Mechanisms Underlying Generalized Arousal
The very fact that neuroanatomists, neurophysiologists, neurochemists, and geneticists have deciphered mechanisms that contribute to the activation of behavior provides further evidence for the existence of GA. We have reviewed these results comprehensively (Pfaff, Martin, and Faber 2012; Calderon, Kilinc, et al. 2016). Briefly, at least six major ascending systems contribute to forebrain arousal, including the noradrenergic, glutamatergic, and cholinergic systems. Medullary reticulospinal systems regulate descending arousal signals, which is important because the operating definition of increased GA includes the measurement of increased motor activity.
Figure 8.2. Nucleus gigantocellularis (NGC) neurons can regulate cortical arousal (see arrows on ascending limbs of bifurcating axons) and the initiation of motor activity (see arrows on descending limbs), thus contributing to reticulospinal pathways. (Adapted from Valverde 1961.)
Clearly, a large number of genes and their products contribute to the regulation of GA. For example, it should first be noted that each neurotransmitter or neuropeptide that contributes to activity changes in GA pathways depends on at least four classes of genes for its proper regulation: genes for synthetic enzymes, genes for receptors, transporter genes, and genes encoding catabolic enzymes.

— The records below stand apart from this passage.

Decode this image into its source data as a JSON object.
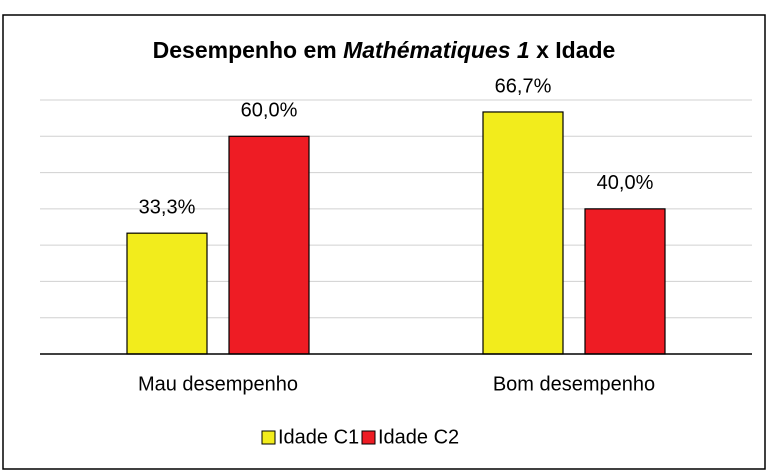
{
  "chart_data": {
    "type": "bar",
    "title": [
      {
        "text": "Desempenho em "
      },
      {
        "text": "Mathématiques 1",
        "italic": true
      },
      {
        "text": " x Idade"
      }
    ],
    "categories": [
      "Mau desempenho",
      "Bom desempenho"
    ],
    "series": [
      {
        "name": "Idade C1",
        "color": "#f2ec1c",
        "values": [
          33.3,
          66.7
        ],
        "value_labels": [
          "33,3%",
          "66,7%"
        ]
      },
      {
        "name": "Idade C2",
        "color": "#ee1c24",
        "values": [
          60.0,
          40.0
        ],
        "value_labels": [
          "60,0%",
          "40,0%"
        ]
      }
    ],
    "ylim": [
      0,
      70
    ],
    "yticks": [
      0,
      10,
      20,
      30,
      40,
      50,
      60,
      70
    ],
    "grid": true,
    "legend": "bottom"
  }
}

Optogenetics. A group of very large neurons in the medial medullary reticular formation (Figure 8.2) called the nucleus gigantocellularis (NGC) contributes to both ascending and descending arousal regulation (Figure 8.3). These neurons express vGlut2, indicating that they are glutamatergic neurons, and they express receptors for GA-related transmitters and peptides, including hypocretin and opioid receptors (Martin et al. 2011). Analyses of behavioral data with mathematical statistics have confirmed that, when stimulating the thalamic projections of these NGC neurons, behavioral arousal is activated (Keenan et al. 2015). We have used optogenetics 1) to turn on these glutamatergic neurons and, 2) in separate experiments, to turn off neighboring GABAergic neurons (Calderon, Proekt, and Pfaff 2016). Both optogenetic maneuvers applied among NGC neurons serve to activate high-frequency activity and reduce low-frequency activity as seen in cortical electroencephalograms, even those of deeply anesthetized animals. Mice can be aroused such that they can attempt to walk away even though their heads are fixed stereotactically in space. Our theory is that these are the most important neurons for initiating high levels of GA, and thus to serve sexual arousal in turn.